Global efforts to rein in the power of the world’s largest tech companies scored a significant legal victory on Wednesday when a European Union court gave its blessing to a record multibillion-dollar fine against Google in 2018.
The decision, by the General Court of Luxembourg, provides new impetus for European regulators who have investigated companies such as Google, Amazon and Apple over anticompetitive business practices. The A fine of 4.34 billion euros (worth $5.1 billion in 2018) was the largest amount ever delivered by the European Competition Authority. On Wednesday, the court agreed that Google had violated antitrust laws by using its Android smartphone technology and market dominance to boost its search engine leadership.
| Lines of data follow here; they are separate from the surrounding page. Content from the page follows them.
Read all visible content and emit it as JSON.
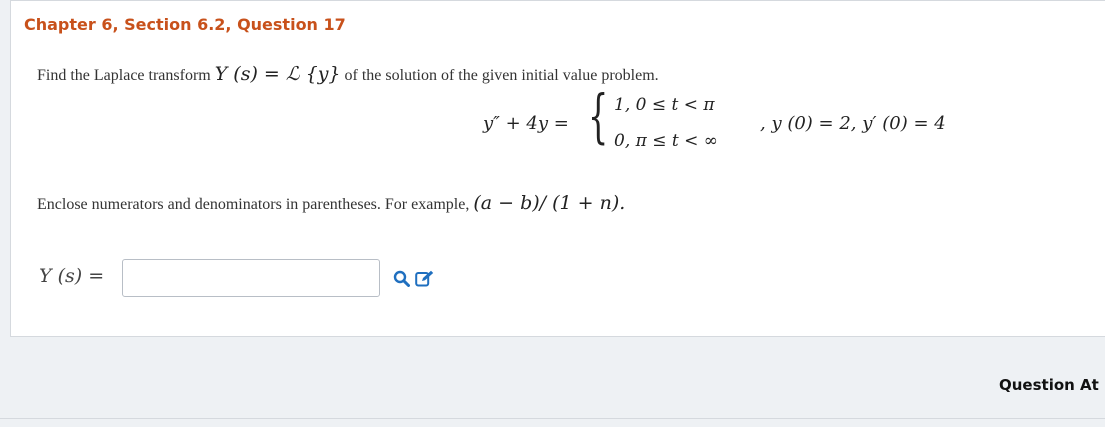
{
  "header": {
    "chapter_title": "Chapter 6, Section 6.2, Question 17"
  },
  "question": {
    "prompt_text": "Find the Laplace transform ",
    "prompt_math": "Y (s) = ℒ {y}",
    "prompt_tail": " of the solution of the given initial value problem.",
    "ode_left": "y″ + 4y =",
    "case1": "1, 0 ≤ t < π",
    "case2": "0, π ≤ t < ∞",
    "initial_conditions": ", y (0) = 2, y′ (0) = 4",
    "enclose_text": "Enclose numerators and denominators in parentheses. For example, ",
    "enclose_example": "(a − b)/ (1 + n).",
    "answer_label": "Y (s) =",
    "answer_value": ""
  },
  "icons": {
    "preview": "search-icon",
    "edit": "edit-icon"
  },
  "footer": {
    "question_attempts_label": "Question At"
  },
  "colors": {
    "accent": "#c8511b",
    "link": "#1f6fbf"
  }
}
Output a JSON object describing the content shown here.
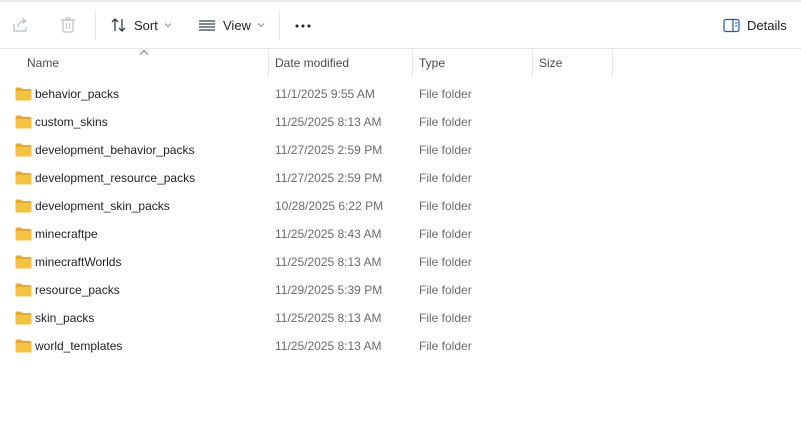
{
  "toolbar": {
    "share_icon": "share-icon",
    "delete_icon": "delete-icon",
    "sort_label": "Sort",
    "view_label": "View",
    "more_icon": "more-options-icon",
    "details_label": "Details"
  },
  "columns": {
    "name": "Name",
    "date": "Date modified",
    "type": "Type",
    "size": "Size"
  },
  "rows": [
    {
      "name": "behavior_packs",
      "date": "11/1/2025 9:55 AM",
      "type": "File folder",
      "size": ""
    },
    {
      "name": "custom_skins",
      "date": "11/25/2025 8:13 AM",
      "type": "File folder",
      "size": ""
    },
    {
      "name": "development_behavior_packs",
      "date": "11/27/2025 2:59 PM",
      "type": "File folder",
      "size": ""
    },
    {
      "name": "development_resource_packs",
      "date": "11/27/2025 2:59 PM",
      "type": "File folder",
      "size": ""
    },
    {
      "name": "development_skin_packs",
      "date": "10/28/2025 6:22 PM",
      "type": "File folder",
      "size": ""
    },
    {
      "name": "minecraftpe",
      "date": "11/25/2025 8:43 AM",
      "type": "File folder",
      "size": ""
    },
    {
      "name": "minecraftWorlds",
      "date": "11/25/2025 8:13 AM",
      "type": "File folder",
      "size": ""
    },
    {
      "name": "resource_packs",
      "date": "11/29/2025 5:39 PM",
      "type": "File folder",
      "size": ""
    },
    {
      "name": "skin_packs",
      "date": "11/25/2025 8:13 AM",
      "type": "File folder",
      "size": ""
    },
    {
      "name": "world_templates",
      "date": "11/25/2025 8:13 AM",
      "type": "File folder",
      "size": ""
    }
  ],
  "colors": {
    "folder_body": "#f5c342",
    "folder_tab": "#e6a92a",
    "accent": "#0067c0"
  }
}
A legal defeat would have damaged the EU’s reputation as one of the world’s most aggressive regulators in the tech industry, just as the bloc promised to clamp down on big tech companies. Antitrust regulators in Brussels, led by Margrethe Vestager, Executive Vice President of the European Commission in charge of digital and competition policy, are carrying out other ongoing investigations against Amazon, Apple, Google and Meta. And this year, European Union policymakers passed laws related to Competition And the Editing Internet Content That gives regulators more power to target the tech industry.
Google said it was disappointed in the decisionBut it did not say whether it would appeal to the European Court of Justice, the bloc’s highest court. “Android has created more choices for everyone, not less, and supports thousands of successful businesses in Europe and around the world,” the company said in a statement.
The Android case remains one of the world’s toughest regulatory action ever against a technology company. In a 2018 ruling, it was revealed that Google had illegally used Android to secure its search engine dominance. Regulators said the company has struck deals that require Android-based smartphone makers, such as Samsung and Huawei, to make Google the default search engine, beating smaller competitors like DuckDuckGo and Bing. Google now offers European Android device users a screen to choose from among the various search engines.
Victory was not guaranteed for European regulators, who had lost previous appeals of sanctions, including against semiconductor companies Intel and Qualcomm. On Wednesday, the court sided almost entirely with the regulators, although it lowered the fine slightly, to 4.125 billion euros ($4.13 billion at current exchange rates), due to calculations related to revenue-sharing agreements Google has with phone and network manufacturers. staff.